Laham told Arab News that shooting for the third season of “Dubai Bling” has already concluded, adding that it is “even bigger than the two previous seasons.” He confirmed that Emirati-Egyptian TV host Mahira Abdeaziz and Iraqi influencer Jwana Karim will be joining the cast, which already includes Zeina Khoury, Safa and Fahad Siddiqui, DJ Bliss, Danya Mohammed, Kris and Brianna Fade, Mona Kattan Al-Amin, Hassan Al-Amin, Loujain Adada, Ebraheem Al-Samadi, and Farhana Bodi.  

The previous two seasons both ranked in the global top 10 for non-English series on Netflix. “I believe in numbers,” Laham said. “It was (popular) globally. What I will say is that season three is a very big season.”  

While they suspected the show would be popular, Laham admitted that he and his team were not expecting it to get quite so big. “What we were aiming for is to have a good show but we never thought that it will be this successful,” he said.  

The show may be popular, but it has also attracted plenty of criticism online for its depiction of life in Dubai. Laham, though, seems unperturbed. 

“We never said that this is Dubai. From day one, we said it is about a group of friends living in Dubai,” he said. “It is not a documentary about the city. We are not saying ‘This is Dubai and this is life in Dubai,’ we only focused on a group of friends living in Dubai.” 

Discussing his company’s various Arabic-language adaptations of international shows, Laham said that they try to preserve the original concept of the show while ensuring they cater to the cultural sensitivities and preferences of the region. 

“Before getting the shows, we make sure that they fit our culture — anything that, culturally, does not pass, we do not even get it in the first place,” he said. “But, whenever we see something that could be adapted, yes, we (try to) get the rights for it.
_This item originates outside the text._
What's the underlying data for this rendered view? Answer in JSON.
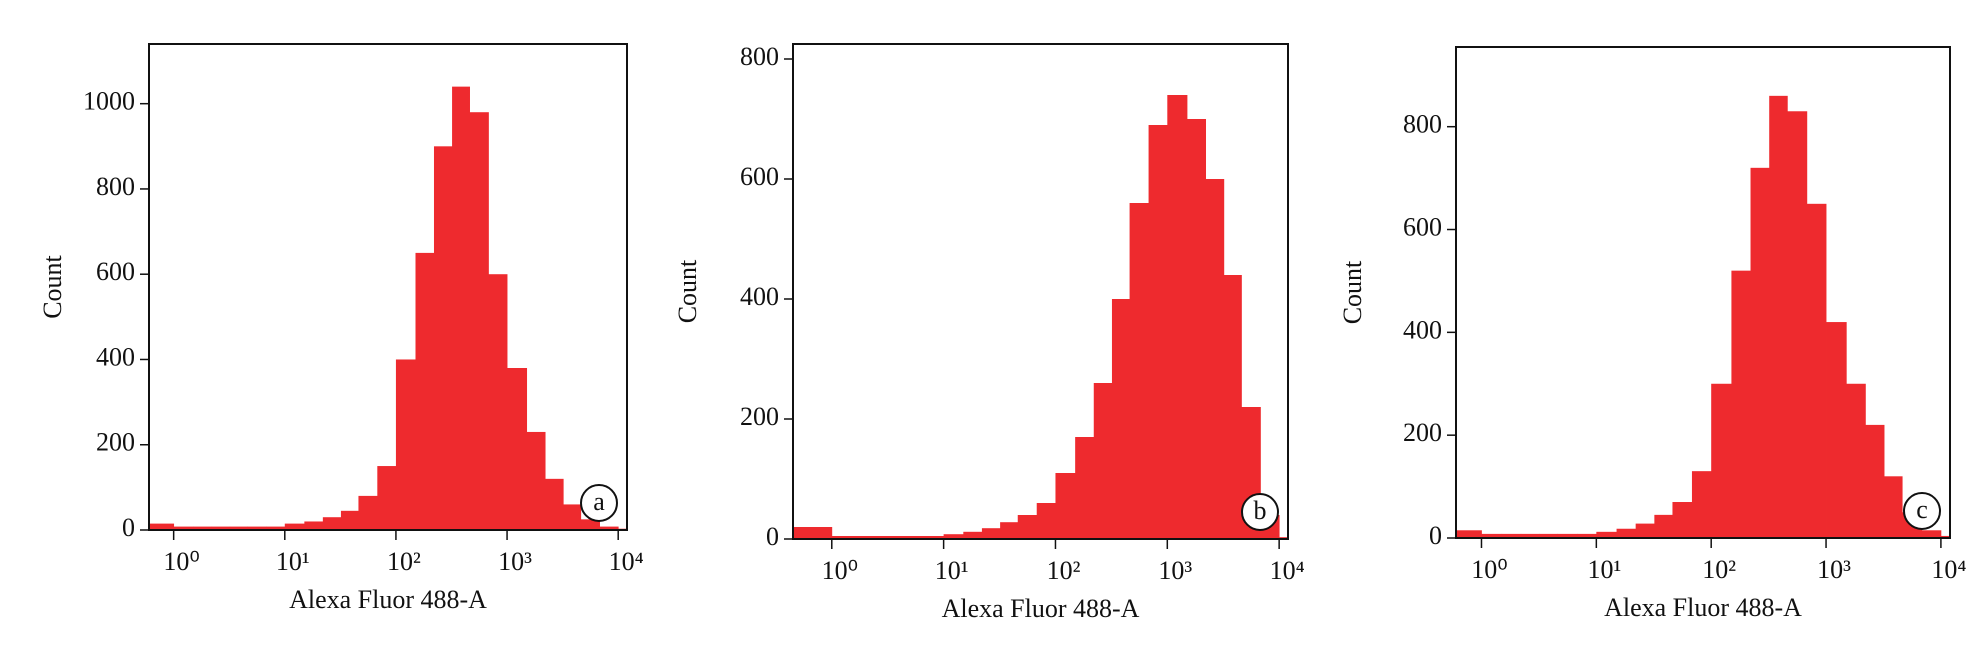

The most important thing is to keep the structure and the main spirit of the format the same.” 

Laham believes there are now two distinct audiences for shows: those for traditional television networks and those for streaming services such as Netflix, Shahid, Starzplay.  

“What is on TV does not work on a platform and vice versa, because the new generation want something fast — they want something will keep them hooked. So, it’s very challenging to make content for them,” he said.  

What Laham believes works best are docuseries such as “Dubai Bling” and “It’s OK.” 

“These are non-scripted, but they are serialized; they’re sticky,” he explained. “You want to keep on watching to follow the stories and this is when you binge watch. On TV channels, you still get to see classical standalone episodes.” 

Laham said Different Productions is currently working on an original docuseries for Starzplay called “Unstoppable.”  

“It’s a football-based reality show where children between the ages of 13 and 15 compete. There will be one winner, and the winner will hopefully play for one of the big Italian teams,” he said.  

Laham described the Saudi Arabia market as “promising,” not only due to the growing number of original productions but also because “the infrastructure, whether it’s Neom or AlUla,” is drawing in creatives from around the world. “I think it’s going to the biggest media hub out there very soon,” he added.  

“We care a lot about the viewership in Saudi Arabia because it’s the biggest market,” Laham said. “So we always look into the ratings — even if it’s not a pure Saudi show, we want our shows to be watched in Saudi Arabia.”